According to the statistics of Sindh’s Health Department, 1,131 cases of dengue fever have surfaced in the province so far this month. Of them, 1,074 are from Karachi alone. At least fifteen patients are reported at Jinnah Hospital daily, while the Civil Hospital is receiving 70 to 80 dengue
patients on a daily basis, sources added.
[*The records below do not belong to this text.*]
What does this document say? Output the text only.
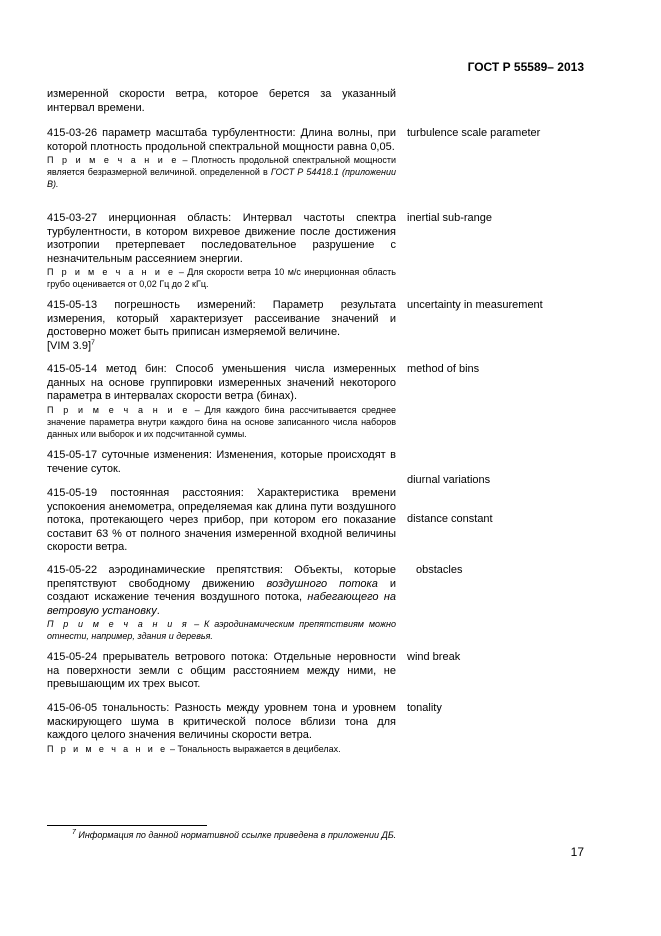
ГОСТ Р 55589– 2013
измеренной скорости ветра, которое берется за указанный интервал времени.
415-03-26 параметр масштаба турбулентности: Длина волны, при которой плотность продольной спектральной мощности равна 0,05.
П р и м е ч а н и е – Плотность продольной спектральной мощности является безразмерной величиной. определенной в ГОСТ Р 54418.1 (приложении В).
turbulence scale parameter
415-03-27 инерционная область: Интервал частоты спектра турбулентности, в котором вихревое движение после достижения изотропии претерпевает последовательное разрушение с незначительным рассеянием энергии.
П р и м е ч а н и е – Для скорости ветра 10 м/с инерционная область грубо оценивается от 0,02 Гц до 2 кГц.
inertial sub-range
415-05-13 погрешность измерений: Параметр результата измерения, который характеризует рассеивание значений и достоверно может быть приписан измеряемой величине.
[VIM 3.9]$^7$
uncertainty in measurement
415-05-14 метод бин: Способ уменьшения числа измеренных данных на основе группировки измеренных значений некоторого параметра в интервалах скорости ветра (бинах).
П р и м е ч а н и е – Для каждого бина рассчитывается среднее значение параметра внутри каждого бина на основе записанного числа наборов данных или выборок и их подсчитанной суммы.
method of bins
415-05-17 суточные изменения: Изменения, которые происходят в течение суток.
diurnal variations
415-05-19 постоянная расстояния: Характеристика времени успокоения анемометра, определяемая как длина пути воздушного потока, протекающего через прибор, при котором его показание составит 63 % от полного значения измеренной входной величины скорости ветра.
distance constant
415-05-22 аэродинамические препятствия: Объекты, которые препятствуют свободному движению воздушного потока и создают искажение течения воздушного потока, набегающего на ветровую установку.
П р и м е ч а н и я – К аэродинамическим препятствиям можно отнести, например, здания и деревья.
obstacles
415-05-24 прерыватель ветрового потока: Отдельные неровности на поверхности земли с общим расстоянием между ними, не превышающим их трех высот.
wind break
415-06-05 тональность: Разность между уровнем тона и уровнем маскирующего шума в критической полосе вблизи тона для каждого целого значения величины скорости ветра.
П р и м е ч а н и е – Тональность выражается в децибелах.
tonality
$^7$ Информация по данной нормативной ссылке приведена в приложении ДБ.
17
Approximately, 40 to 45 malaria patients are reported at the Civil Hospital on a daily basis. Similarly, 10 to 15 cases of dengue and malaria are being reported in the Emergency Department and eight to 10 in the OPD of Abbasi Shaheed Hospital on a daily basis. Among the water-borne ailments, diarrhoea is on top of the list as it has afflicted 90,376 children less than five years of age in Sindh so far this month, while the number of patients above five years has been 93,025.
The Civil Hospital receives 40 to 45 cases of diarrhoea on a daily basis, while daily the caseload of diarrhoea and cholera at Abbasi Shaheed
Hospital is 15 to 20. The Jinnah Hospital has treated 1,178 patients with this ailment so far this month.
In the month of August, 8,050 children under five years of age were infected with dysentery across the province, while the number of patients above five years was 10,383, according to official figures. The daily caseload at the Civil Hospital is eight to10. Typhoid has also been on the rise as daily eight to10 cases are being reported at various hospitals in the city.
The staggering rise in the cases of dengue, malaria, diarrhoea, cholera, dysentery, and typhoid has caused fear among people who said that the buzz of mosquitos has become a sound of terror for them.